ARERA aggiorna mensilmente la componente della materia prima del gas per i clienti nel Servizio di tutela della vulnerabilità, usando la media mensile del PSV day ahead italiano. Per giugno 2026 le quotazioni sono risultate sostanzialmente stabili e la spesa dell’utente tipo è cresciuta dello 0,3% rispetto a maggio.

47,18 euro/MWh non è il totale della bolletta

È il valore della sola materia prima per il regime indicato. La fattura comprende altre componenti e dipende dai consumi effettivi. Per confrontare una proposta del mercato libero occorre inoltre leggere spread, quota fissa, durata e servizi.

Se hai un’offerta indicizzata al PSV

Il prezzo può seguire l’indice secondo le regole del contratto. Controlla quale PSV viene usato, il periodo di riferimento, lo spread aggiunto e l’eventuale quota mensile. Due offerte “PSV + spread” possono avere costi annui diversi.

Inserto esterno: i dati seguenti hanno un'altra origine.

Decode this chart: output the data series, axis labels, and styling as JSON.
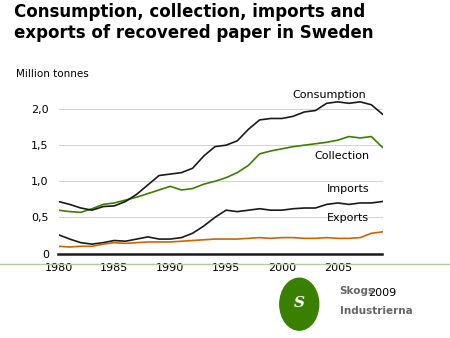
{
  "title_line1": "Consumption, collection, imports and",
  "title_line2": "exports of recovered paper in Sweden",
  "ylabel": "Million tonnes",
  "background_color": "#ffffff",
  "xlim": [
    1980,
    2009
  ],
  "ylim": [
    0,
    2.2
  ],
  "yticks": [
    0,
    0.5,
    1.0,
    1.5,
    2.0
  ],
  "ytick_labels": [
    "0",
    "0,5",
    "1,0",
    "1,5",
    "2,0"
  ],
  "xticks": [
    1980,
    1985,
    1990,
    1995,
    2000,
    2005
  ],
  "years": [
    1980,
    1981,
    1982,
    1983,
    1984,
    1985,
    1986,
    1987,
    1988,
    1989,
    1990,
    1991,
    1992,
    1993,
    1994,
    1995,
    1996,
    1997,
    1998,
    1999,
    2000,
    2001,
    2002,
    2003,
    2004,
    2005,
    2006,
    2007,
    2008,
    2009
  ],
  "consumption": [
    0.72,
    0.68,
    0.63,
    0.6,
    0.65,
    0.66,
    0.72,
    0.82,
    0.95,
    1.08,
    1.1,
    1.12,
    1.18,
    1.35,
    1.48,
    1.5,
    1.56,
    1.72,
    1.85,
    1.87,
    1.87,
    1.9,
    1.96,
    1.98,
    2.08,
    2.1,
    2.08,
    2.1,
    2.06,
    1.93
  ],
  "collection": [
    0.6,
    0.58,
    0.57,
    0.62,
    0.68,
    0.7,
    0.74,
    0.78,
    0.83,
    0.88,
    0.93,
    0.88,
    0.9,
    0.96,
    1.0,
    1.05,
    1.12,
    1.22,
    1.38,
    1.42,
    1.45,
    1.48,
    1.5,
    1.52,
    1.54,
    1.57,
    1.62,
    1.6,
    1.62,
    1.47
  ],
  "imports": [
    0.26,
    0.2,
    0.15,
    0.13,
    0.15,
    0.18,
    0.17,
    0.2,
    0.23,
    0.2,
    0.2,
    0.22,
    0.28,
    0.38,
    0.5,
    0.6,
    0.58,
    0.6,
    0.62,
    0.6,
    0.6,
    0.62,
    0.63,
    0.63,
    0.68,
    0.7,
    0.68,
    0.7,
    0.7,
    0.72
  ],
  "exports": [
    0.1,
    0.09,
    0.1,
    0.1,
    0.13,
    0.15,
    0.14,
    0.15,
    0.16,
    0.16,
    0.16,
    0.17,
    0.18,
    0.19,
    0.2,
    0.2,
    0.2,
    0.21,
    0.22,
    0.21,
    0.22,
    0.22,
    0.21,
    0.21,
    0.22,
    0.21,
    0.21,
    0.22,
    0.28,
    0.3
  ],
  "consumption_color": "#1a1a1a",
  "collection_color": "#3a8000",
  "imports_color": "#1a1a1a",
  "exports_color": "#cc6600",
  "grid_color": "#cccccc",
  "axis_color": "#1a1a1a",
  "label_fontsize": 8,
  "title_fontsize": 12,
  "separator_color": "#b8c8a0",
  "logo_green": "#3a8000",
  "logo_text_color": "#666666"
}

Estate e inverno non si confrontano alla cieca

Il consumo gas di una casa cambia molto con il riscaldamento. Per capire una bolletta estiva confronta periodi omogenei e verifica se pesano quote fisse o conguagli.

Fonte ufficiale

Domande frequenti

Il gas è aumentato del 0,3% per tutti?

No. Il dato ARERA riguarda l’utente tipo nel Servizio di tutela della vulnerabilità gas.

Che cos’è il PSV?

È un riferimento del mercato all’ingrosso italiano del gas. Nei contratti indicizzati va letto insieme allo spread e alle quote fisse.

Perché pago molto se uso poco gas?

Possono incidere quote fisse, conguagli, periodi precedenti, imposte e servizi. Occorre leggere tutte le voci.